Manitoba product stewardship regs

The Household Hazardous Material and Prescribed Material Stewardship Regulation came into effect on April 1, 2011. The regulation provides that no person shall supply designated material for consumption unless a steward of the designated material operates or subscribes to a household hazardous material or prescribed material stewardship program, or the person operates or subscribes to a household hazardous material or prescribed material stewardship program.

In addition, the Electrical and Electronic Stewardship Regulation came into force on April 1, 2011 and provides that no person shall supply a designated material for consumption unless the steward of the designated material operates or subscribes to an electrical and electronic equipment stewardship program, or the person operates or subscribes to an electrical and electronic equipment stewardship program.

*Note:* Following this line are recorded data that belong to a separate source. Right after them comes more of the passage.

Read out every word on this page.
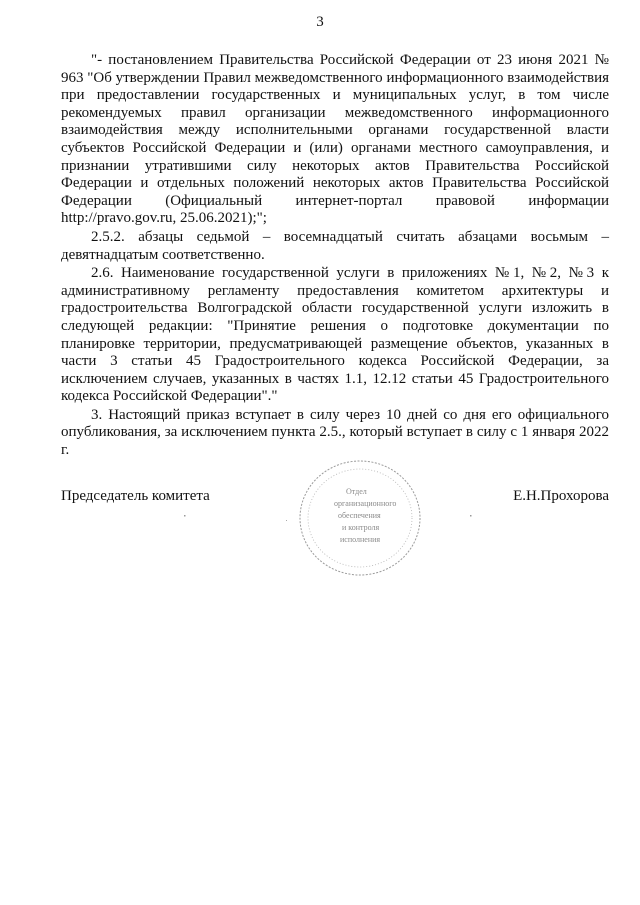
3

"- постановлением Правительства Российской Федерации от 23 июня 2021 № 963 "Об утверждении Правил межведомственного информационного взаимодействия при предоставлении государственных и муниципальных услуг, в том числе рекомендуемых правил организации межведомственного информационного взаимодействия между исполнительными органами государственной власти субъектов Российской Федерации и (или) органами местного самоуправления, и признании утратившими силу некоторых актов Правительства Российской Федерации и отдельных положений некоторых актов Правительства Российской Федерации (Официальный интернет-портал правовой информации http://pravo.gov.ru, 25.06.2021);";

2.5.2. абзацы седьмой – восемнадцатый считать абзацами восьмым – девятнадцатым соответственно.

2.6. Наименование государственной услуги в приложениях №1, №2, №3 к административному регламенту предоставления комитетом архитектуры и градостроительства Волгоградской области государственной услуги изложить в следующей редакции: "Принятие решения о подготовке документации по планировке территории, предусматривающей размещение объектов, указанных в части 3 статьи 45 Градостроительного кодекса Российской Федерации, за исключением случаев, указанных в частях 1.1, 12.12 статьи 45 Градостроительного кодекса Российской Федерации"."

3. Настоящий приказ вступает в силу через 10 дней со дня его официального опубликования, за исключением пункта 2.5., который вступает в силу с 1 января 2022 г.

Отдел
организационного
обеспечения
и контроля
исполнения
Председатель комитета	Е.Н.Прохорова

It should also be noted that April 28 was the first deadline for payment to Multi-Materials Stewardship Manitoba of 25 per cent of the 2011 payment obligations by stewards of designated packaging and printed paper. The second deadline for payment of the next 25 per cent of the 2011 payment obligations is June 30. If payments are not made by the stipulated deadlines, Multi-Materials Stewardship Manitoba will be assessing penalties of 10 per cent on any fees owing by stewards plus interest. Stewards should have filed their reports with Multi-Materials Stewardship Manitoba as of March 31, 2011.